Sarcomas are a rare and diverse group of cancers that occur in the bone and soft tissues (e.g., muscle, fat, blood vessels, nerves) and account for less than one percent of all pediatric cancer diagnoses. Because they are uncommon, high-risk pediatric sarcomas, including Ewing sarcoma, osteosarcoma, and rhabdomyosarcoma are difficult to study, which, in turn, has led to a substantial knowledge gap. This knowledge gap includes a lack of progress in understanding the mechanisms behind the relapse and spread (metastasis) of these high-risk sarcomas and has resulted in a delay in translating research evidence into improved patient outcomes.

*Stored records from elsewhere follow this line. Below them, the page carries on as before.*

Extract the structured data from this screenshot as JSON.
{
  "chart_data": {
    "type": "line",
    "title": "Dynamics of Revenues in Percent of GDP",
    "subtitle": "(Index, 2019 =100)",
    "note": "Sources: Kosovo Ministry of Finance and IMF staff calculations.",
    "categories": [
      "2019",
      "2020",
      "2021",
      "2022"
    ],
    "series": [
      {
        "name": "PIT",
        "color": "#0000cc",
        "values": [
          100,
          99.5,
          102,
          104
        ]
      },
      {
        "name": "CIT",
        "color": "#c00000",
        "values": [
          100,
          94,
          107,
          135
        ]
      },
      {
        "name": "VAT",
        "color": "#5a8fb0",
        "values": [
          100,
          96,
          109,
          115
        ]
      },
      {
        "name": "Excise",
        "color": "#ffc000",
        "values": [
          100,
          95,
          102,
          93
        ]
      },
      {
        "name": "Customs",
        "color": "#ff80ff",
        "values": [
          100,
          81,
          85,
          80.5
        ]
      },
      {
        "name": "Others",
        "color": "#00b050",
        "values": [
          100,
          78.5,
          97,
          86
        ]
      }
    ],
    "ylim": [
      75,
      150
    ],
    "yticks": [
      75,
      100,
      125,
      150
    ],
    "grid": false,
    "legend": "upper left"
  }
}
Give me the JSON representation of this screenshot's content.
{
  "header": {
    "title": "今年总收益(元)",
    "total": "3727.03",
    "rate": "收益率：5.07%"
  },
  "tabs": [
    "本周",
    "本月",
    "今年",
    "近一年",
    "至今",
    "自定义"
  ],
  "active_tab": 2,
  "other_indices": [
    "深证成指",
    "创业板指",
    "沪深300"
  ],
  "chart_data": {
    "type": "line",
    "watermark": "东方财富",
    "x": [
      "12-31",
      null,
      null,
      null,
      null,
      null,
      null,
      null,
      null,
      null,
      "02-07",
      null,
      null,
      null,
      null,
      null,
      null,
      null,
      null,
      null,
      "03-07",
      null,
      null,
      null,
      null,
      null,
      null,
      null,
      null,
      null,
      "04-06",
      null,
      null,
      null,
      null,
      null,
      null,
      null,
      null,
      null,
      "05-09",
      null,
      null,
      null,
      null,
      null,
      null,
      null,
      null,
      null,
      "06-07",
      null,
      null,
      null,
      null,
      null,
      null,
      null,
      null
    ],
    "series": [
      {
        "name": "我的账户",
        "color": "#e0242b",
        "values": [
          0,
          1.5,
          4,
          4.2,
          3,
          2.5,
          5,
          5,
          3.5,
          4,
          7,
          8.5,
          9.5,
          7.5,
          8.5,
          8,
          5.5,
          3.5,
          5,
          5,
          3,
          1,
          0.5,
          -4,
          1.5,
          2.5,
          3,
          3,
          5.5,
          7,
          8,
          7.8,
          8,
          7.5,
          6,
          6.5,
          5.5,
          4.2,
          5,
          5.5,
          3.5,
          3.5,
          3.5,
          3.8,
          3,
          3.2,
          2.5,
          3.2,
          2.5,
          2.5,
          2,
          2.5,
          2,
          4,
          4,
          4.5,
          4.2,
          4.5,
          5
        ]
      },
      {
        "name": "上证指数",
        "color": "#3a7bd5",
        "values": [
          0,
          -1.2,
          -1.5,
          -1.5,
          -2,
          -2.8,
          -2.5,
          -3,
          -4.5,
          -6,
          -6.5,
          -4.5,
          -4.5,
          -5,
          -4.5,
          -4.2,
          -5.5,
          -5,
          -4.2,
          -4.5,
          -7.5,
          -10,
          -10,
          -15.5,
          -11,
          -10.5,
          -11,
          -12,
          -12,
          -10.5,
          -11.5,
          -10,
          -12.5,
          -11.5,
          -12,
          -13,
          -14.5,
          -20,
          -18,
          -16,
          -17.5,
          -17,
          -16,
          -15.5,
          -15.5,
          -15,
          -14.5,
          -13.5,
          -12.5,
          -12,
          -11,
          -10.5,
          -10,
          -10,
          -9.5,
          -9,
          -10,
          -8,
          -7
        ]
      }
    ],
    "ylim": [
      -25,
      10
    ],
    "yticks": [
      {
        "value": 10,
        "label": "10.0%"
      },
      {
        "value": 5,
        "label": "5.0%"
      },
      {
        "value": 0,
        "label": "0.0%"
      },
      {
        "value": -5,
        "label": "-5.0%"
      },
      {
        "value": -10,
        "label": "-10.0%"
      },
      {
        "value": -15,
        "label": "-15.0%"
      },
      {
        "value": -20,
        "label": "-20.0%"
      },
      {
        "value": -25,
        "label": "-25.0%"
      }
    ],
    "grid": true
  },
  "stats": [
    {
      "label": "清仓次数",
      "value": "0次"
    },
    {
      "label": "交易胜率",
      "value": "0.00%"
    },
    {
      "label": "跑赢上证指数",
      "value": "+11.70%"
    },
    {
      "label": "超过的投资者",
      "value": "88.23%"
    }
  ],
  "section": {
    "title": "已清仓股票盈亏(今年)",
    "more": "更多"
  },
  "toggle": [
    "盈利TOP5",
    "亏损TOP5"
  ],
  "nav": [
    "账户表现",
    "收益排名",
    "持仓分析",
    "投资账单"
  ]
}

The national Sarcoma MetAstasis Research Taskforce (SMART) project aims to bring together experts in sarcoma pathology, biology, model systems, molecular technologies, and drug screening to identify biomarkers for preventing and treating relapse and metastasis in high-risk pediatric sarcomas.

By generating knowledge through rigorous discovery and validation processes, the project is likely to offer pre-clinical evidence for novel strategies in sarcoma care, paving the way for improved patient outcomes. This project is also a national collaboration that will facilitate the sharing of resources and expertise, which can be leveraged for the benefit of the Canadian scientific community.

Additionally, the systematic exploration of sarcoma biology will not only address current challenges in pediatric high-risk sarcomas but also establish a platform for accelerated scientific progress with implications extending beyond sarcomas.